Interesting....I haven't received anything yet. But of course, I'm in the process of selling mine but it is taking months..........


----------



## drguy (Apr 14, 2008)

rhonda said:


> I received a mailing from Seapointer this week.  I don't have it in front of me - but it mentioned past difficulties with RCI exchanges (double booking) and changes being introduced to Seapointer's policy/process on non-owner-occupied units.  There was paperwork to complete indicating how my week will be used (rental, exchange, etc).
> 
> Should I be hopeful that RCI will soon restore Seapointer's exchange status?


My letter was enclosed with a statement to collect my yearly levy, so I have no hope that it will be relisted with RCI.
Guy


----------



## ValHam (Apr 21, 2008)

I also received the letter - However, I emailed rci South Aftrica and they replied today that Seapointer is suspended - I am not hopeful


----------



## king1 (Apr 30, 2008)

Another news note on the continuing Seapointer Saga:
I'm handling the sale of two Seapointer weeks for a friend who is even more computer challenged than I am.  I've been emailing different Cape E. girls for months, and thought we were almost in sight of the light at the end of the tunnel when First Resorts now says that he didn't pay his 07 levy.  He has his CC bill from 06 where he paid them about the right amount, but we have no way to prove which year that payment was for.  At the time, the Seapointer verified levies paid and RCI deposited the weeks for exchange.  He has used one of them, and has the other on an ongoing search.

The bottom line:  Net proceeds from the sale will be less than the levy amount claimed, so if they insist on collecting, his course of action will be easy to predict!

The bottom bottom line:  If they balk on the purchase, First Resorts will pick up his weeks for nothing when they take over the Seapointer.   Sad situation!!


----------



## Monty (Apr 30, 2008)

*Disappering Seapointer Weeks*

I'm in the middle of decided what to do with my Seapointer week-sale or pay levies and work with DAE.

I didn't pay my 2008 week and now it is missing from RCI weeks to deposit.  Any ideas why this happened?    Did Seapointer take the week?   My 2009 week is still there.


----------



## drguy (Apr 30, 2008)

Monty said:


> I'm in the middle of decided what to do with my Seapointer week-sale or pay levies and work with DAE.
> 
> I didn't pay my 2008 week and now it is missing from RCI weeks to deposit.  Any ideas why this happened?    Did Seapointer take the week?   My 2009 week is still there.
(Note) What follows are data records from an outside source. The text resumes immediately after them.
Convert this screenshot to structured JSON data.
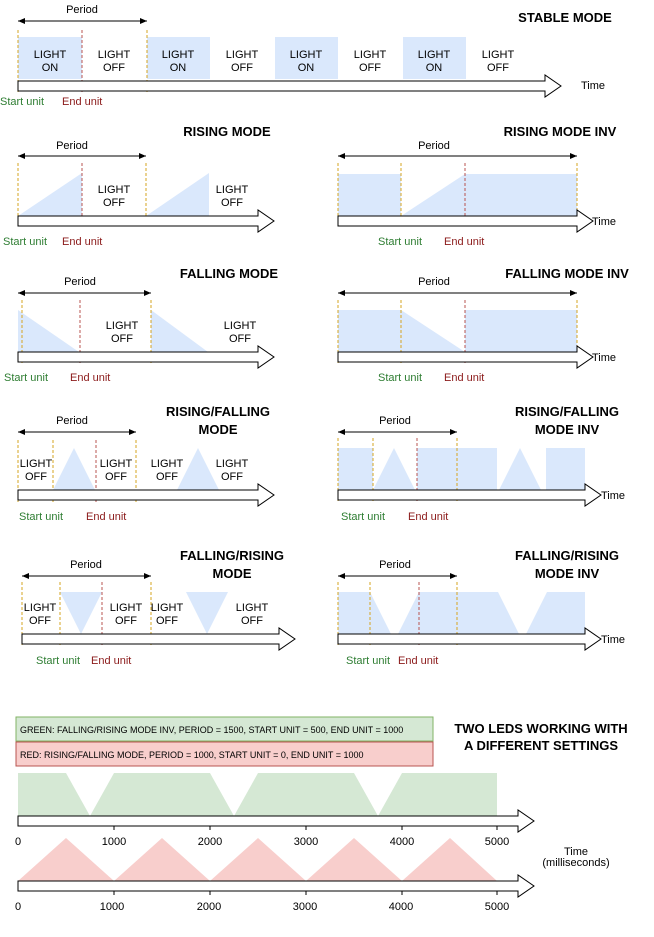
{
  "colors": {
    "blue_fill": "#dae8fc",
    "green_fill": "#d5e8d4",
    "red_fill": "#f8cecc",
    "start_line": "#d6a520",
    "end_line": "#b85450",
    "start_text": "#2e7d32",
    "end_text": "#8b1a1a"
  },
  "labels": {
    "period": "Period",
    "time": "Time",
    "start_unit": "Start unit",
    "end_unit": "End unit",
    "light_on": [
      "LIGHT",
      "ON"
    ],
    "light_off": [
      "LIGHT",
      "OFF"
    ]
  },
  "titles": {
    "stable": "STABLE MODE",
    "rising": "RISING MODE",
    "rising_inv": "RISING MODE INV",
    "falling": "FALLING MODE",
    "falling_inv": "FALLING MODE INV",
    "rising_falling": [
      "RISING/FALLING",
      "MODE"
    ],
    "rising_falling_inv": [
      "RISING/FALLING",
      "MODE INV"
    ],
    "falling_rising": [
      "FALLING/RISING",
      "MODE"
    ],
    "falling_rising_inv": [
      "FALLING/RISING",
      "MODE INV"
    ],
    "two_leds": [
      "TWO LEDS WORKING WITH",
      "A DIFFERENT SETTINGS"
    ]
  },
  "legend": {
    "green": "GREEN: FALLING/RISING MODE INV, PERIOD = 1500, START UNIT = 500, END UNIT = 1000",
    "red": "RED: RISING/FALLING MODE, PERIOD = 1000, START UNIT = 0, END UNIT = 1000"
  },
  "timeline": {
    "ticks": [
      "0",
      "1000",
      "2000",
      "3000",
      "4000",
      "5000"
    ],
    "axis_label": [
      "Time",
      "(milliseconds)"
    ]
  }
}
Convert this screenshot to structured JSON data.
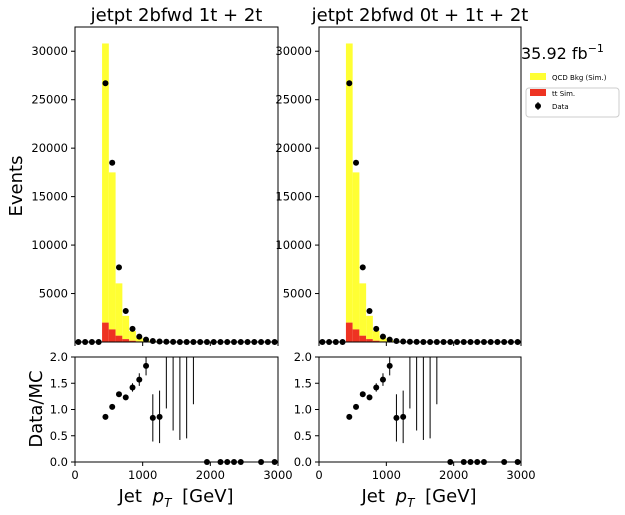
{
  "figure": {
    "lumi_label": "35.92 fb",
    "lumi_sup": "−1",
    "ylabel_main": "Events",
    "ylabel_ratio": "Data/MC",
    "xlabel": "Jet",
    "xlabel_var": "p",
    "xlabel_sub": "T",
    "xlabel_unit": "[GeV]"
  },
  "legend": {
    "placement": "right",
    "entries": [
      {
        "label": "QCD Bkg (Sim.)",
        "color": "#ffff33",
        "kind": "fill"
      },
      {
        "label_prefix": "t",
        "label_mid": "t",
        "label_suffix": " Sim.",
        "color": "#ee3322",
        "kind": "fill"
      },
      {
        "label": "Data",
        "color": "#000000",
        "kind": "marker"
      }
    ]
  },
  "colors": {
    "qcd": "#ffff33",
    "ttbar": "#ee3322",
    "data": "#000000"
  },
  "chart_data": [
    {
      "type": "bar",
      "title": "jetpt  2bfwd 1t + 2t",
      "xlabel": "Jet p_T [GeV]",
      "ylabel": "Events",
      "xlim": [
        0,
        3000
      ],
      "ylim": [
        0,
        32500
      ],
      "yticks": [
        5000,
        10000,
        15000,
        20000,
        25000,
        30000
      ],
      "xticks": [
        0,
        1000,
        2000,
        3000
      ],
      "bin_width": 100,
      "bin_edges_start": 0,
      "series": [
        {
          "name": "QCD Bkg (Sim.)",
          "stacked": true,
          "values": [
            0,
            0,
            0,
            0,
            28800,
            16200,
            5400,
            2400,
            1000,
            400,
            180,
            80,
            40,
            20,
            10,
            5,
            3,
            2,
            1,
            1,
            0,
            0,
            0,
            0,
            0,
            0,
            0,
            0,
            0,
            0
          ]
        },
        {
          "name": "tt Sim.",
          "stacked": true,
          "values": [
            0,
            0,
            0,
            0,
            2000,
            1300,
            650,
            300,
            130,
            60,
            30,
            15,
            8,
            4,
            2,
            1,
            1,
            0,
            0,
            0,
            0,
            0,
            0,
            0,
            0,
            0,
            0,
            0,
            0,
            0
          ]
        },
        {
          "name": "Data",
          "kind": "points",
          "values": [
            0,
            0,
            0,
            0,
            26700,
            18500,
            7700,
            3200,
            1350,
            550,
            240,
            100,
            55,
            25,
            12,
            6,
            3,
            2,
            1,
            1,
            0,
            0,
            0,
            0,
            0,
            0,
            0,
            0,
            0,
            0
          ]
        }
      ],
      "ratio": {
        "ylabel": "Data/MC",
        "ylim": [
          0,
          2.0
        ],
        "yticks": [
          0.0,
          0.5,
          1.0,
          1.5,
          2.0
        ],
        "points": [
          {
            "x": 450,
            "y": 0.86,
            "err": 0.01
          },
          {
            "x": 550,
            "y": 1.05,
            "err": 0.02
          },
          {
            "x": 650,
            "y": 1.29,
            "err": 0.03
          },
          {
            "x": 750,
            "y": 1.23,
            "err": 0.05
          },
          {
            "x": 850,
            "y": 1.42,
            "err": 0.08
          },
          {
            "x": 950,
            "y": 1.57,
            "err": 0.12
          },
          {
            "x": 1050,
            "y": 1.83,
            "err": 0.18
          },
          {
            "x": 1150,
            "y": 0.84,
            "err": 0.45
          },
          {
            "x": 1250,
            "y": 0.86,
            "err": 0.5
          },
          {
            "x": 1950,
            "y": 0.0,
            "err": 0
          },
          {
            "x": 2150,
            "y": 0.0,
            "err": 0
          },
          {
            "x": 2250,
            "y": 0.0,
            "err": 0
          },
          {
            "x": 2350,
            "y": 0.0,
            "err": 0
          },
          {
            "x": 2450,
            "y": 0.0,
            "err": 0
          },
          {
            "x": 2750,
            "y": 0.0,
            "err": 0
          },
          {
            "x": 2950,
            "y": 0.0,
            "err": 0
          }
        ],
        "error_lines": [
          {
            "x": 1350,
            "low": 1.02,
            "high": 2.0
          },
          {
            "x": 1450,
            "low": 0.6,
            "high": 2.0
          },
          {
            "x": 1550,
            "low": 0.42,
            "high": 2.0
          },
          {
            "x": 1650,
            "low": 0.45,
            "high": 2.0
          },
          {
            "x": 1750,
            "low": 1.1,
            "high": 2.0
          }
        ]
      }
    },
    {
      "type": "bar",
      "title": "jetpt  2bfwd 0t + 1t + 2t",
      "xlabel": "Jet p_T [GeV]",
      "ylabel": "Events",
      "xlim": [
        0,
        3000
      ],
      "ylim": [
        0,
        32500
      ],
      "yticks": [
        5000,
        10000,
        15000,
        20000,
        25000,
        30000
      ],
      "xticks": [
        0,
        1000,
        2000,
        3000
      ],
      "bin_width": 100,
      "bin_edges_start": 0,
      "series": [
        {
          "name": "QCD Bkg (Sim.)",
          "stacked": true,
          "values": [
            0,
            0,
            0,
            0,
            28800,
            16200,
            5400,
            2400,
            1000,
            400,
            180,
            80,
            40,
            20,
            10,
            5,
            3,
            2,
            1,
            1,
            0,
            0,
            0,
            0,
            0,
            0,
            0,
            0,
            0,
            0
          ]
        },
        {
          "name": "tt Sim.",
          "stacked": true,
          "values": [
            0,
            0,
            0,
            0,
            2000,
            1300,
            650,
            300,
            130,
            60,
            30,
            15,
            8,
            4,
            2,
            1,
            1,
            0,
            0,
            0,
            0,
            0,
            0,
            0,
            0,
            0,
            0,
            0,
            0,
            0
          ]
        },
        {
          "name": "Data",
          "kind": "points",
          "values": [
            0,
            0,
            0,
            0,
            26700,
            18500,
            7700,
            3200,
            1350,
            550,
            240,
            100,
            55,
            25,
            12,
            6,
            3,
            2,
            1,
            1,
            0,
            0,
            0,
            0,
            0,
            0,
            0,
            0,
            0,
            0
          ]
        }
      ],
      "ratio": {
        "ylabel": "Data/MC",
        "ylim": [
          0,
          2.0
        ],
        "yticks": [
          0.0,
          0.5,
          1.0,
          1.5,
          2.0
        ],
        "points": [
          {
            "x": 450,
            "y": 0.86,
            "err": 0.01
          },
          {
            "x": 550,
            "y": 1.05,
            "err": 0.02
          },
          {
            "x": 650,
            "y": 1.29,
            "err": 0.03
          },
          {
            "x": 750,
            "y": 1.23,
            "err": 0.05
          },
          {
            "x": 850,
            "y": 1.42,
            "err": 0.08
          },
          {
            "x": 950,
            "y": 1.57,
            "err": 0.12
          },
          {
            "x": 1050,
            "y": 1.83,
            "err": 0.18
          },
          {
            "x": 1150,
            "y": 0.84,
            "err": 0.45
          },
          {
            "x": 1250,
            "y": 0.86,
            "err": 0.5
          },
          {
            "x": 1950,
            "y": 0.0,
            "err": 0
          },
          {
            "x": 2150,
            "y": 0.0,
            "err": 0
          },
          {
            "x": 2250,
            "y": 0.0,
            "err": 0
          },
          {
            "x": 2350,
            "y": 0.0,
            "err": 0
          },
          {
            "x": 2450,
            "y": 0.0,
            "err": 0
          },
          {
            "x": 2750,
            "y": 0.0,
            "err": 0
          },
          {
            "x": 2950,
            "y": 0.0,
            "err": 0
          }
        ],
        "error_lines": [
          {
            "x": 1350,
            "low": 1.02,
            "high": 2.0
          },
          {
            "x": 1450,
            "low": 0.6,
            "high": 2.0
          },
          {
            "x": 1550,
            "low": 0.42,
            "high": 2.0
          },
          {
            "x": 1650,
            "low": 0.45,
            "high": 2.0
          },
          {
            "x": 1750,
            "low": 1.1,
            "high": 2.0
          }
        ]
      }
    }
  ]
}
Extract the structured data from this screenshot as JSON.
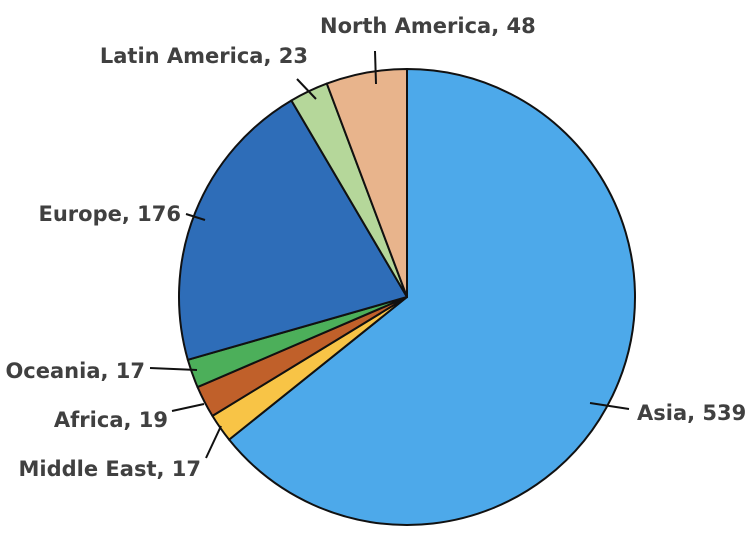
{
  "chart_data": {
    "type": "pie",
    "title": "",
    "start_angle_deg": 0,
    "direction": "clockwise",
    "legend": "none",
    "slices": [
      {
        "label": "Asia",
        "value": 539,
        "color": "#4DA9EA"
      },
      {
        "label": "Middle East",
        "value": 17,
        "color": "#F8C446"
      },
      {
        "label": "Africa",
        "value": 19,
        "color": "#C0602A"
      },
      {
        "label": "Oceania",
        "value": 17,
        "color": "#4CAF5A"
      },
      {
        "label": "Europe",
        "value": 176,
        "color": "#2E6DB8"
      },
      {
        "label": "Latin America",
        "value": 23,
        "color": "#B5D79A"
      },
      {
        "label": "North America",
        "value": 48,
        "color": "#E8B48C"
      }
    ]
  }
}
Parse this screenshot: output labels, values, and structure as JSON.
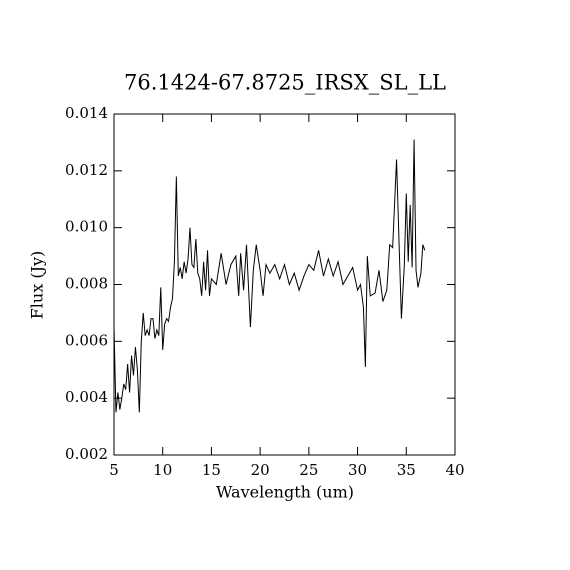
{
  "chart_data": {
    "type": "line",
    "title": "76.1424-67.8725_IRSX_SL_LL",
    "x_label": "Wavelength (um)",
    "y_label": "Flux (Jy)",
    "xlim": [
      5,
      40
    ],
    "ylim": [
      0.002,
      0.014
    ],
    "xticks": [
      5,
      10,
      15,
      20,
      25,
      30,
      35,
      40
    ],
    "yticks": [
      0.002,
      0.004,
      0.006,
      0.008,
      {
        "value": 0.01,
        "label": "0.010"
      },
      0.012,
      0.014
    ],
    "x": [
      5.0,
      5.2,
      5.4,
      5.6,
      5.8,
      6.0,
      6.2,
      6.4,
      6.6,
      6.8,
      7.0,
      7.2,
      7.4,
      7.6,
      7.8,
      8.0,
      8.2,
      8.4,
      8.6,
      8.8,
      9.0,
      9.2,
      9.4,
      9.6,
      9.8,
      10.0,
      10.2,
      10.4,
      10.6,
      10.8,
      11.0,
      11.2,
      11.4,
      11.6,
      11.8,
      12.0,
      12.2,
      12.4,
      12.6,
      12.8,
      13.0,
      13.2,
      13.4,
      13.6,
      13.8,
      14.0,
      14.2,
      14.4,
      14.6,
      14.8,
      15.0,
      15.5,
      16.0,
      16.5,
      17.0,
      17.5,
      17.8,
      18.0,
      18.3,
      18.6,
      19.0,
      19.3,
      19.6,
      20.0,
      20.3,
      20.6,
      21.0,
      21.5,
      22.0,
      22.5,
      23.0,
      23.5,
      24.0,
      24.5,
      25.0,
      25.5,
      26.0,
      26.5,
      27.0,
      27.5,
      28.0,
      28.5,
      29.0,
      29.5,
      30.0,
      30.3,
      30.6,
      30.8,
      31.0,
      31.3,
      31.8,
      32.2,
      32.6,
      33.0,
      33.3,
      33.6,
      34.0,
      34.3,
      34.5,
      34.8,
      35.0,
      35.2,
      35.4,
      35.6,
      35.8,
      36.0,
      36.2,
      36.5,
      36.7,
      36.9
    ],
    "series": [
      {
        "color": "#000000",
        "values": [
          0.0065,
          0.0035,
          0.0042,
          0.0036,
          0.004,
          0.0045,
          0.0043,
          0.0052,
          0.0042,
          0.0055,
          0.0048,
          0.0058,
          0.005,
          0.0035,
          0.006,
          0.007,
          0.0062,
          0.0064,
          0.0062,
          0.0068,
          0.0068,
          0.0061,
          0.0064,
          0.0062,
          0.0079,
          0.0057,
          0.0066,
          0.0068,
          0.0067,
          0.0072,
          0.0075,
          0.0088,
          0.0118,
          0.0083,
          0.0086,
          0.0082,
          0.0088,
          0.0084,
          0.0089,
          0.01,
          0.0087,
          0.0086,
          0.0096,
          0.0084,
          0.0082,
          0.0076,
          0.0088,
          0.0078,
          0.0092,
          0.0076,
          0.0082,
          0.008,
          0.0091,
          0.008,
          0.0087,
          0.009,
          0.0076,
          0.0091,
          0.0078,
          0.0094,
          0.0065,
          0.0085,
          0.0094,
          0.0085,
          0.0076,
          0.0087,
          0.0084,
          0.0087,
          0.0082,
          0.0087,
          0.008,
          0.0084,
          0.0078,
          0.0083,
          0.0087,
          0.0085,
          0.0092,
          0.0083,
          0.0089,
          0.0083,
          0.0088,
          0.008,
          0.0083,
          0.0086,
          0.0078,
          0.008,
          0.0072,
          0.0051,
          0.009,
          0.0076,
          0.0077,
          0.0085,
          0.0074,
          0.0078,
          0.0094,
          0.0093,
          0.0124,
          0.009,
          0.0068,
          0.0087,
          0.0112,
          0.0088,
          0.0108,
          0.0086,
          0.0131,
          0.0085,
          0.0079,
          0.0084,
          0.0094,
          0.0092
        ]
      }
    ]
  }
}
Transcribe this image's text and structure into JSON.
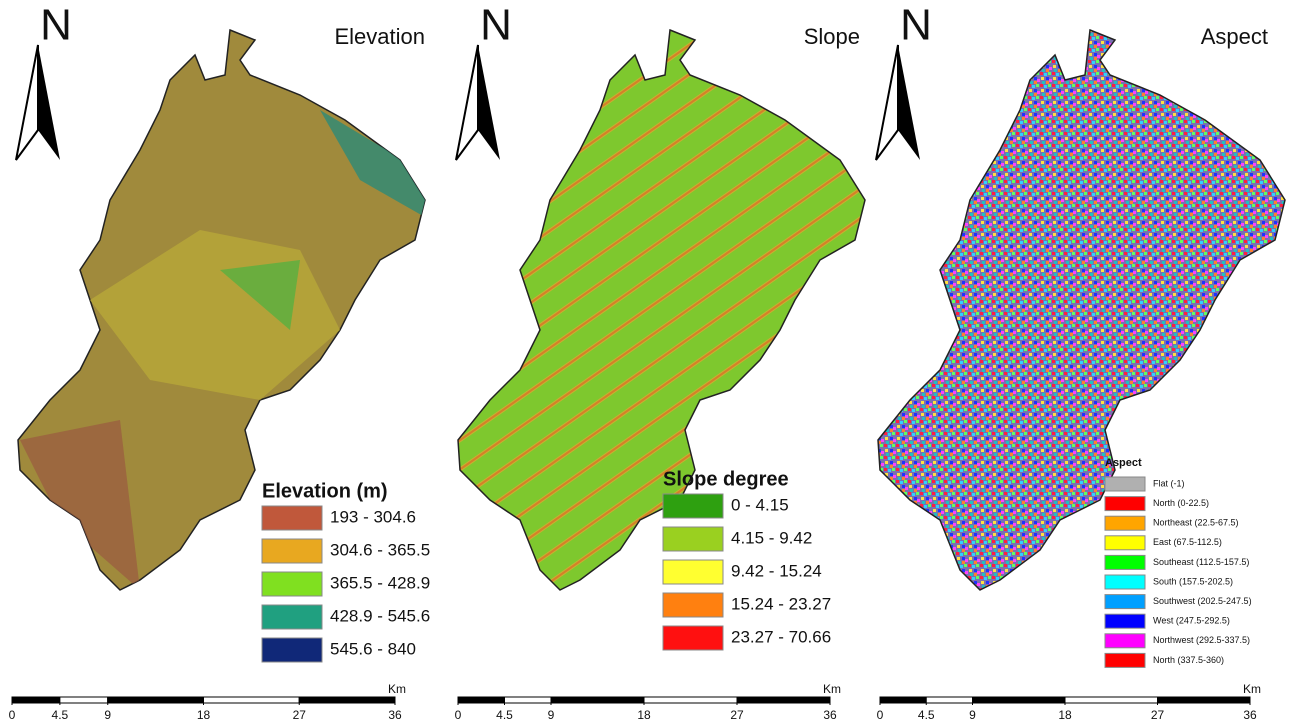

You can't deposit your Seapointer weeks.  They're on RCI probation, probably double secret probation.
Guy


----------



## susan1738 (May 12, 2008)

*DAE doesn't want them either*

I tried that before I decided to sell mine, but they won't take them either.  

I sent another email to Karen at Cape Escapes and she assures me that the sale is still going through, but we've not seen or heard anything!  First it would close at the end of Jan, then the end of Feb, and here it is MAY, and we have nothing still.  Who knows??


----------



## grest (May 13, 2008)

For what it's worth, the sale of my Seapointer week is totally complete, and my funds have successfully been transferred.  
Connie


----------



## Diane (May 13, 2008)

Connie -- when did you mail your signed papers?


----------



## grest (May 13, 2008)

I'm thinking November or December...
Connie


----------